“Certainly, if you make it a condition!” I said a little more stiffly. The man recognised the change in my voice or manner, and said apologetically:
“Excuse me, sir, but I am going outside my duty in speaking to you at all on the subject. I know you, however, of old; and I feel that I can trust you. Not your word, sir, that is all right; but your discretion!”
I bowed. “Go on!” I said. He began at once:
“I have gone over this case, sir, till my brain begins to reel; but I can’t find any ordinary solution of it. At the time of each attempt no one has seemingly come into the house; and certainly no one has got out. What does it strike you is the inference?”
“That the somebody—or the something—was in the house already,” I answered, smiling in spite of myself.
“That’s just what I think,” he said, with a manifest sigh of relief. “Very well! Who can be that someone?”

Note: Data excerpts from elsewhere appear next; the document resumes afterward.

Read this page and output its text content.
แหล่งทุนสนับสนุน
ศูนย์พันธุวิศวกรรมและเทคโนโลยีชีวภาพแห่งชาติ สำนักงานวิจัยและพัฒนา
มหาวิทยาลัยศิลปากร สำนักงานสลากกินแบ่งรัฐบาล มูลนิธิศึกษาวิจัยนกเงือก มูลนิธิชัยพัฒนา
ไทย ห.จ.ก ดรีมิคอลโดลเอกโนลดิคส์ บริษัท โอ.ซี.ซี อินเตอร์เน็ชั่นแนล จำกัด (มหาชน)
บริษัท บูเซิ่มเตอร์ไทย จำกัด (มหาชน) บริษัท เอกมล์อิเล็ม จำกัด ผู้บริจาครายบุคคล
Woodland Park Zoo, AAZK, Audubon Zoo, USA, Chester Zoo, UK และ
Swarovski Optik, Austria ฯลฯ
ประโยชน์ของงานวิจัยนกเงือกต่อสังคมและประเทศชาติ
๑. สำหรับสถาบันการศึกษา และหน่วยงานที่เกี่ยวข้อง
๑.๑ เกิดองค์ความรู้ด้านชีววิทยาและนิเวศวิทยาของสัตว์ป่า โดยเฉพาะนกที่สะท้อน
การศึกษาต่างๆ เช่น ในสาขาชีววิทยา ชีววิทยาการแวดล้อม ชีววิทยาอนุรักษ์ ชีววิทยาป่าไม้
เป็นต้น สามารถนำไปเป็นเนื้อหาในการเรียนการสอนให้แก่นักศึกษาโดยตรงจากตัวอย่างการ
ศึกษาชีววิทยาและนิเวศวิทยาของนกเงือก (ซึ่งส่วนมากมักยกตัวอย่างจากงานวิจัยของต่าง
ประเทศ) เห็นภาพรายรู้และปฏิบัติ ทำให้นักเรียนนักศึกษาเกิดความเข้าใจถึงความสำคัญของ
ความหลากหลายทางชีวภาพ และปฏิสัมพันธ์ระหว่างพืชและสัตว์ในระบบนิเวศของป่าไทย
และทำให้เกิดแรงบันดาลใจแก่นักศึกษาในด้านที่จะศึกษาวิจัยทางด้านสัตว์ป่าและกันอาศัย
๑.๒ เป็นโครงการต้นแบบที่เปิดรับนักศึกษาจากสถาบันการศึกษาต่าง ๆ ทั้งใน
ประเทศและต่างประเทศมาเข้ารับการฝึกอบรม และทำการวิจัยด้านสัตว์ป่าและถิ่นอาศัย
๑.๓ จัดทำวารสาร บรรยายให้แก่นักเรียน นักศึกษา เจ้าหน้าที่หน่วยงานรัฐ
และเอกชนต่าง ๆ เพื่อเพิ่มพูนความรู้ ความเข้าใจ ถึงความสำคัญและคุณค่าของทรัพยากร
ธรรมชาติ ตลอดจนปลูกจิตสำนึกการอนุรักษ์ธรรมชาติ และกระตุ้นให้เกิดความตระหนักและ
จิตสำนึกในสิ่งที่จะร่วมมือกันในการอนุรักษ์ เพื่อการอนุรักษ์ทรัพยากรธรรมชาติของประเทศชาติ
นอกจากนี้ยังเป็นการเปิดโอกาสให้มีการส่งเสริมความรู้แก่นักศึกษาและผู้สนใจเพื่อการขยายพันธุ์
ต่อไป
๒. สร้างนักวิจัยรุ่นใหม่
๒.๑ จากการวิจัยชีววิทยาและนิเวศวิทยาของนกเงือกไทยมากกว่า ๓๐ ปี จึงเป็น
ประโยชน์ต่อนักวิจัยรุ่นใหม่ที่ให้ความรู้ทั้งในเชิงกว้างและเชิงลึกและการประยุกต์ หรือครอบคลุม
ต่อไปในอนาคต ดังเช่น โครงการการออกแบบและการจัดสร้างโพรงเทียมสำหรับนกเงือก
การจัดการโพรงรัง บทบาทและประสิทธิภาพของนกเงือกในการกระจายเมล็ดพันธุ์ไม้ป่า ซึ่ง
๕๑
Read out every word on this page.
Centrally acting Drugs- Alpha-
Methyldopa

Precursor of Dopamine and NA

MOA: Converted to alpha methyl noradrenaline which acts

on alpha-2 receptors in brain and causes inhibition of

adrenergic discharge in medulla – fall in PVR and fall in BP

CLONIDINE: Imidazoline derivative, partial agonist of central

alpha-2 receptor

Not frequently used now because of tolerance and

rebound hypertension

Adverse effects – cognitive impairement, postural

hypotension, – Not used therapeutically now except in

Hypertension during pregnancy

“‘Someone, or something,’ was what I said,” I answered.
“Let us make it ‘someone,’ Mr. Ross! That cat, though he might have scratched or bit, never pulled the old gentleman out of bed, and tried to get the bangle with the key off his arm. Such things are all very well in books where your amateur detectives, who know everything before it’s done, can fit them into theories; but in Scotland Yard, where the men aren’t all idiots either, we generally find that when crime is done, or attempted, it’s people, not things, that are at the bottom of it.”
“Then make it ‘people’ by all means, Sergeant.”
“We were speaking of ‘someone,’ sir.”